Diyelim ki resimlerle 3x3 bir ızgara yapmak istiyorsunuz. Bunu yapmanın bir yolu, her biri eşit ağırlıkta 3 ImageViews
içeren, eşit ağırlıkta 3 LinearLayout
içeren dikey bir LinearLayout
.
Bu yaklaşımla ne elde ederiz? "İç içe ağırlıklar performans için kötü" uyarısı.
Android programlama dünyasında az önce uydurduğum bir söz vardır: "Az bir çabayla tüm hiyerarşi düzleştirilebilir" .
Bu durumda, RelativeLayout
veya GridLayout
, iç içe LinearLayouts
verimli bir şekilde değiştirecektir.
Yaygın Hata #10: minSdkVersion'ı 14'e Ayarlamamak
Pekala, bu bir hata değil, ama kötü bir uygulama.
Android 2.x, bu platformu geliştirmede büyük bir kilometre taşıydı, ancak bazı şeylerin geride bırakılması gerekiyor. Daha eski cihazları desteklemek, kod bakımı için daha fazla karmaşıklık ekler ve geliştirme sürecini sınırlar.

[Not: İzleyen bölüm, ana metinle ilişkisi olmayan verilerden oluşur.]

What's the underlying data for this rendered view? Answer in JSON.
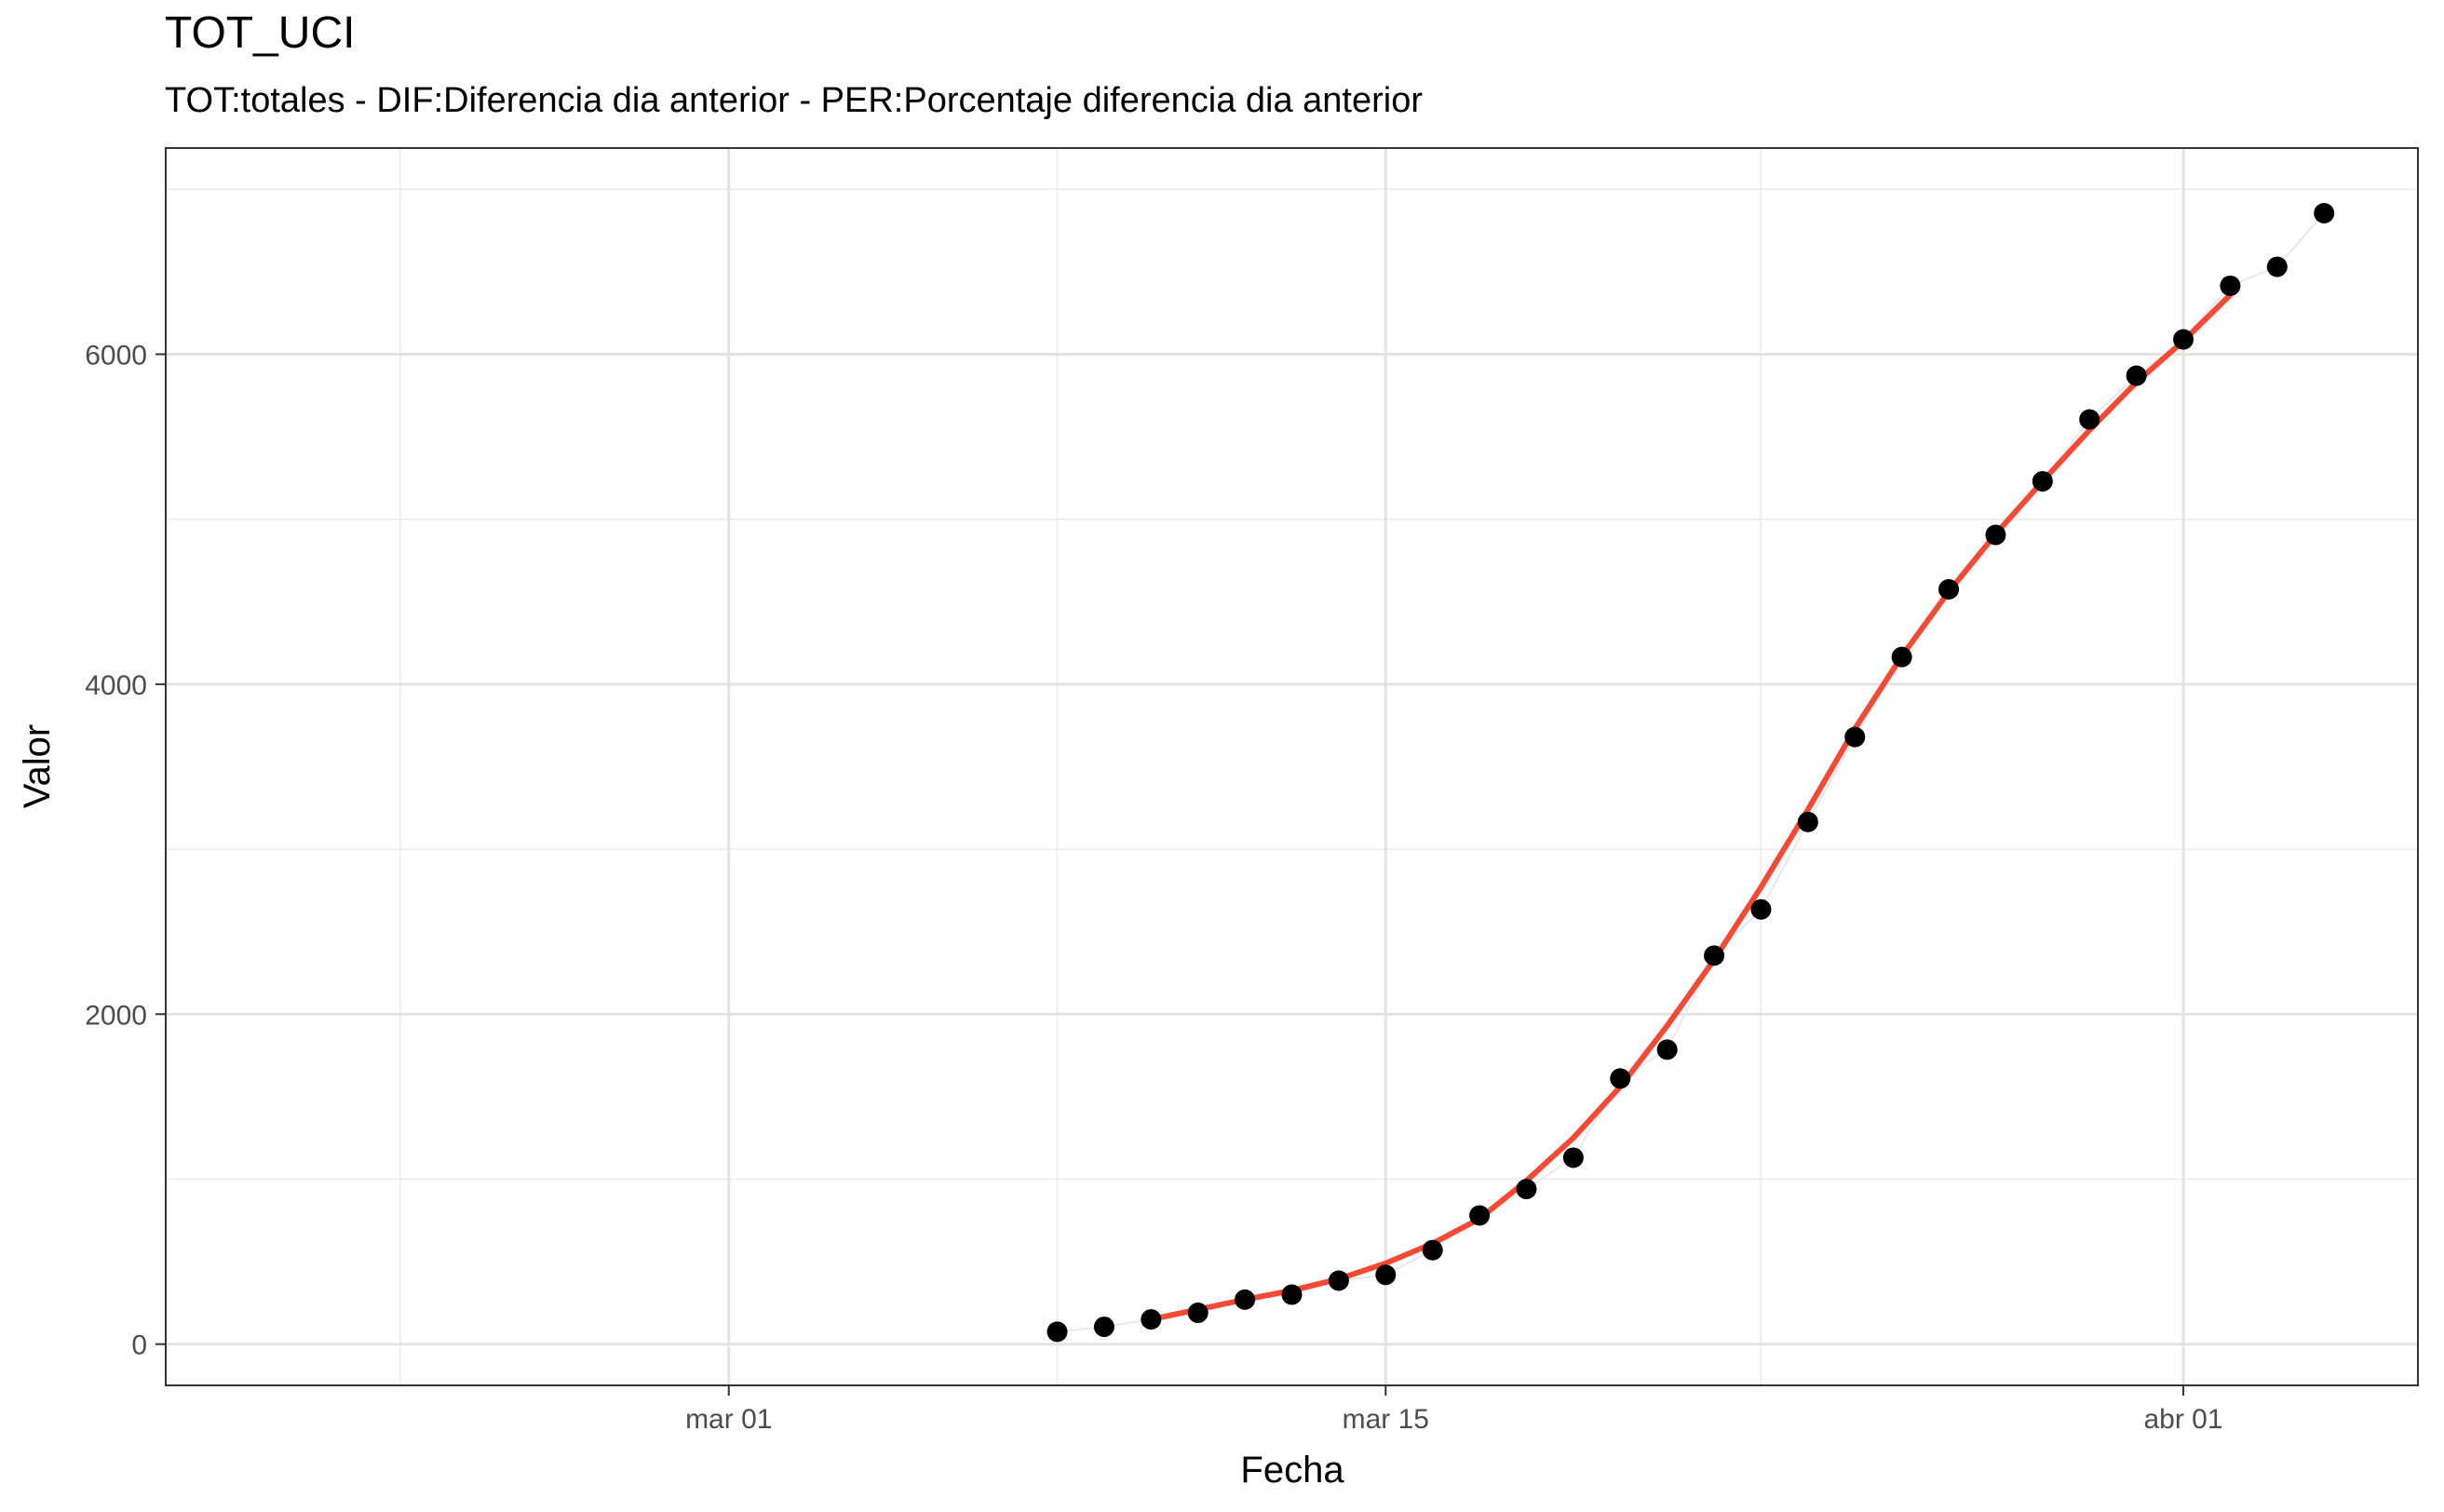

Rakamlar net, kullanıcılar ilerledi, geliştiriciler geride kalmamalı.
Bunun eski cihazlara sahip bazı büyük pazarlar (ör. Hindistan) için geçerli olmadığının farkındayım ve minSdkVersion
Facebook Uygulamasında 14'e ayarlamak, birkaç milyon kullanıcıyı favori sosyal ağlarından mahrum bırakmak anlamına geliyor. Ancak, yeni başlıyorsanız ve kullanıcılarınız için güzel bir deneyim yaratmaya çalışıyorsanız, geçmişi ortadan kaldırmayı düşünün. Kaynakları olmayan veya cihazlarını/işletim sistemlerini yükseltme ihtiyacı hisseden kullanıcılar, Android uygulamanızın üstün bir sürümünü deneme ve nihayetinde bunun için para harcama teşvikine sahip olmayacaktır.
Sarmak
Android, hızla gelişen güçlü bir platformdur. Kullanıcıların hıza ayak uydurmasını beklemek makul olmayabilir, ancak Android geliştiricilerinin bunu yapması çok önemlidir.
Android'in sadece telefonlarımızda veya tabletlerimizde olmadığını bilmek daha da önemlidir. Bileklerimizde, oturma odalarımızda, mutfaklarımızda ve otomobillerimizde. Genişlemeye başlamadan önce temel bilgileri doğru almak çok önemlidir.